Of course, corruption is not exclusive to governments. It takes two to tango, as the saying goes. Companies are equally to blame. Change is urgently required, says José Antonio Medrano, legal counsel for M&A deals at Guatemalan manufacturing company CMI, to combat the wider issue at hand. “We urgently need a cultural change as corruption is deeply-rooted. As a society, we need to change our mindsets and create appropriate conditions to disincentivise corruption,” he says. Legal and compliance teams take centre-stage for these responsibilities at their companies. “It is up to citizens to do what is right on a day-to-day basis but also for compliance professionals to spread their knowledge on the subject wherever possible,” says Daniel Lisboa, a legal and compliance head in Brazil.

In-house teams at both private and public companies must ensure good internal governance structures, while those at public companies must also ensure access to public information is readily available to all who request it. “Transparency has to be respected by everyone, including those working at companies,” says TI’s Chavez Rodriguez. Whistle-blower protection and ensuring security and good working environments for informants should also be high on a legal team’s list of priorities. “At TI, we are working on creating guidelines for whistle-blower protection – this is already a big concern in US companies, but the trend is not so widely spread in Latin America, yet,” she says. 

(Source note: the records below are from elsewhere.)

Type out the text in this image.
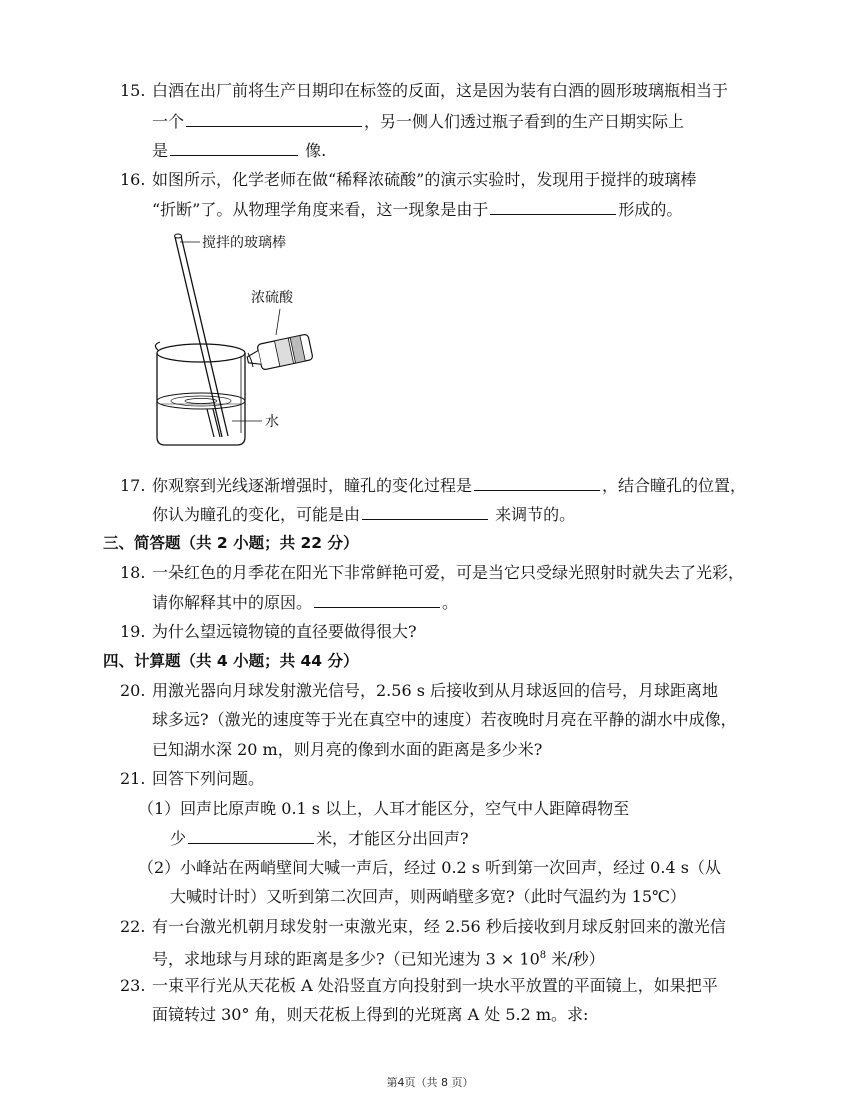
15. 白酒在出厂前将生产日期印在标签的反面，这是因为装有白酒的圆形玻璃瓶相当于
一个	，另一侧人们透过瓶子看到的生产日期实际上
是	像.
16. 如图所示，化学老师在做“稀释浓硫酸”的演示实验时，发现用于搅拌的玻璃棒
“折断”了。从物理学角度来看，这一现象是由于	形成的。
搅拌的玻璃棒
浓硫酸
水
17. 你观察到光线逐渐增强时，瞳孔的变化过程是	，结合瞳孔的位置，
你认为瞳孔的变化，可能是由	来调节的。
三、简答题（共 2 小题；共 22 分）
18. 一朵红色的月季花在阳光下非常鲜艳可爱，可是当它只受绿光照射时就失去了光彩，
请你解释其中的原因。	。
19. 为什么望远镜物镜的直径要做得很大?
四、计算题（共 4 小题；共 44 分）
20. 用激光器向月球发射激光信号，2.56 s 后接收到从月球返回的信号，月球距离地
球多远?（激光的速度等于光在真空中的速度）若夜晚时月亮在平静的湖水中成像，
已知湖水深 20 m，则月亮的像到水面的距离是多少米?
21. 回答下列问题。
（1）回声比原声晚 0.1 s 以上，人耳才能区分，空气中人距障碍物至
少	米，才能区分出回声?
（2）小峰站在两峭壁间大喊一声后，经过 0.2 s 听到第一次回声，经过 0.4 s（从
大喊时计时）又听到第二次回声，则两峭壁多宽?（此时气温约为 15℃）
22. 有一台激光机朝月球发射一束激光束，经 2.56 秒后接收到月球反射回来的激光信
号，求地球与月球的距离是多少?（已知光速为 $3 \times 10^8$ 米/秒）
23. 一束平行光从天花板 A 处沿竖直方向投射到一块水平放置的平面镜上，如果把平
面镜转过 30° 角，则天花板上得到的光斑离 A 处 5.2 m。求:
第4页（共 8 页）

Whether a country is moving up the ranks or plummeting on the list, the CPI brings corruption to the forefront of the discussion. Addressing corruption is building momentum on the global stage. As Patricia Punder, senior legal manager at ICTS Provtiviti summarises, in Brazil – but also in many Latin American countries – the king is naked, metaphorically speaking. “We have stopped pushing corruption under the rug of society, and what was commonly accepted as part of life before is now being tackled head on,” she says. “We are finally starting to look corruption in the eye.”